In the context of cancer, the hypothesis of our group is that these receptors are tumor suppressors that would limit tumor progression by inducing apoptosis of tumor cells outside of settings of ligand accessibility/availability (Mehlen and Puisieux, 2006, Nat. Rev. Cancer; Mehlen al., 2011, Nat Rev. Cancer). Our group is particularly interested in the receptors that bind netrin-1 –i.e., DCC and UNC5H-. We showed that both DCC and UNC5H are dependence receptors in cancer cells: whereas in the presence of their ligand netrin-1, they transduce “positive” signals, in the absence of netrin-1, they actively trigger apoptosis (Mehlen et al., 1998, Nature; Corset et al., 2000, Nature; Forcet et al., 2002, Nature; Llambi et al., 2001, EMBO J.; Llambi et al., 2005, EMBO J.; Dominici et al., 2017, Nature; Lengrand et al., 2023, Nature). Interestingly, DCC and UNC5H were initially considered as tumor suppressors because their expression is lost in many cancers (Thiebault et al., 2003, PNAS), suggesting that these receptors expression is a constraint for tumor progression. This was actually formally proven by showing that in mice UNC5H3 invalidation, netrin-1 up-regulation in the digestive tract or the specific inactivation of the pro-apoptotic activity of DCC resulted, in agreement with the dependence receptors paradigm, in a similar tumorigenesis (Mazelin et al., 2004, Nature; Bernet et al., 2007, Gastroenterology; Castets et al., 2012, Nature). Thus, aggressive cancers that develop are cancers for which the dependence receptor pathways are blocked through mechanisms including the genetic loss of these receptors.

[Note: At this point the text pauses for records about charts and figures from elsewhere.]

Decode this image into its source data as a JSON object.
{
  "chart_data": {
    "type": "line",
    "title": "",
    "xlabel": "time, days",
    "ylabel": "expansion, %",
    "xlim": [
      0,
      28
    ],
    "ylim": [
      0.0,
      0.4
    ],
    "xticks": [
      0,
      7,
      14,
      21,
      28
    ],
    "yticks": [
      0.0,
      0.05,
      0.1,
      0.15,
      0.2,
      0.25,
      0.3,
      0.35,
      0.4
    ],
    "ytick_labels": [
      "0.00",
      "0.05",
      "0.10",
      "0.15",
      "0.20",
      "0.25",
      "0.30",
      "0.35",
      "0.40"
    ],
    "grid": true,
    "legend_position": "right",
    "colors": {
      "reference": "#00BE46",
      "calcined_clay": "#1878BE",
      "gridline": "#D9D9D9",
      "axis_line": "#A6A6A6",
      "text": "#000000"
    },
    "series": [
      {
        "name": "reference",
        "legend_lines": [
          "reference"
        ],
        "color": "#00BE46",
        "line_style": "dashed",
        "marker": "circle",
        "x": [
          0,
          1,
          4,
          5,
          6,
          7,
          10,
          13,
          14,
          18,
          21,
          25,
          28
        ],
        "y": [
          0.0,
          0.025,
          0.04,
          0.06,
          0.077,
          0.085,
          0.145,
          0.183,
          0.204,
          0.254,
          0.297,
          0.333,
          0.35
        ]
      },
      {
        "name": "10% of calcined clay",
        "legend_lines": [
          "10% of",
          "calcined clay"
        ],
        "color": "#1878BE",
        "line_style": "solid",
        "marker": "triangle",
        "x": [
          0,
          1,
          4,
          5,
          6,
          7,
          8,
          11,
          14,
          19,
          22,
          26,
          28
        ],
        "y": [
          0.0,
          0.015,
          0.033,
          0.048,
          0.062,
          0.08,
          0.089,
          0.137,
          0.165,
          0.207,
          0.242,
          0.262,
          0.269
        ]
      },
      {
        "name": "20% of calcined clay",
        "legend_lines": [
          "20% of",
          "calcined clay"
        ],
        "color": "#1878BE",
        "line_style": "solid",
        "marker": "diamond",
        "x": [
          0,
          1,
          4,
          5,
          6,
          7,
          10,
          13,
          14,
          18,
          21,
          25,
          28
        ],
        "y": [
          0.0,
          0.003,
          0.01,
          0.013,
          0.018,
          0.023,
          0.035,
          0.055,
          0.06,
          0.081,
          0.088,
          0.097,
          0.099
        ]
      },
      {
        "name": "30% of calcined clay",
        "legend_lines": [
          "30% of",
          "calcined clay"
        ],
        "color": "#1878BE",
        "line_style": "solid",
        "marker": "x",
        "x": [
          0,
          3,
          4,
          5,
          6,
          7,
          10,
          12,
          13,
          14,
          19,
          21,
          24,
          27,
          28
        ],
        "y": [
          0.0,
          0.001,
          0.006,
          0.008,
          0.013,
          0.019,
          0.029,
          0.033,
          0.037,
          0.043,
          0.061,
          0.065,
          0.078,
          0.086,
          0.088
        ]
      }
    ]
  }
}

However, a loss of dependence receptors is not always the selective advantage used by tumor cells to escape this survival dependence on the presence of the ligand. Indeed, our group showed that in the vast majority of human cancers, tumor cells acquire the preferred autocrine expression of netrin-1. This selective advantage for the tumor is much more appealing in terms of putative therapeutic strategy. Indeed, the titration of the ligand by a molecule that interferes with the interaction between a dependence receptor and its ligand should lead to tumor cell death. Along this line, our group showed that titration of netrin-1 by a drug candidate allows tumor cell death in vitro and triggers regression of tumors and metastases in mice (Fitamant et al., 2008, PNAS; Delloye et al. 2009a, JNCI; Delloye et al. 2009b, JEM). Of interest, this gain of ligand is probably not limited to netrin-1 but may possibly be extended to the other ligands of other dependence receptors such as NT-3, Jagged-1, SCF or SHH (Bouzas et al., JCI, 2010; Lin et al., Nat Comm, 2017; Wang et al., Mol Cell, 2018; Bissey et al., Cancer Res, 2020). Over the last past years, our group has been trying to develop drugs based on the interference on the interaction between dependence receptors and their ligands as anti-cancer strategies. A monoclonal antibody NP137 targeting netrin-1/dependence receptors interaction has been developed and has demonstrated preclinical activity (Grandin et al., Cancer Cell, 2016; Lengrand et al., Nature, 2023, EMBO MM 2016).  This antibody was recently tested in a phase I trial sponsored by Centre Léon Bérard and is showing promising signs of activity (Cassier et al., Nature, 2023) and supports the ongoing phase Ib/II trials (NCT04652076NCT05546879, NCT05546853, NCT05605496). Thus, from a basic cell biology concept, our laboratory may, within the next few years, provide new tools to fight against cancer with a wide societal impact.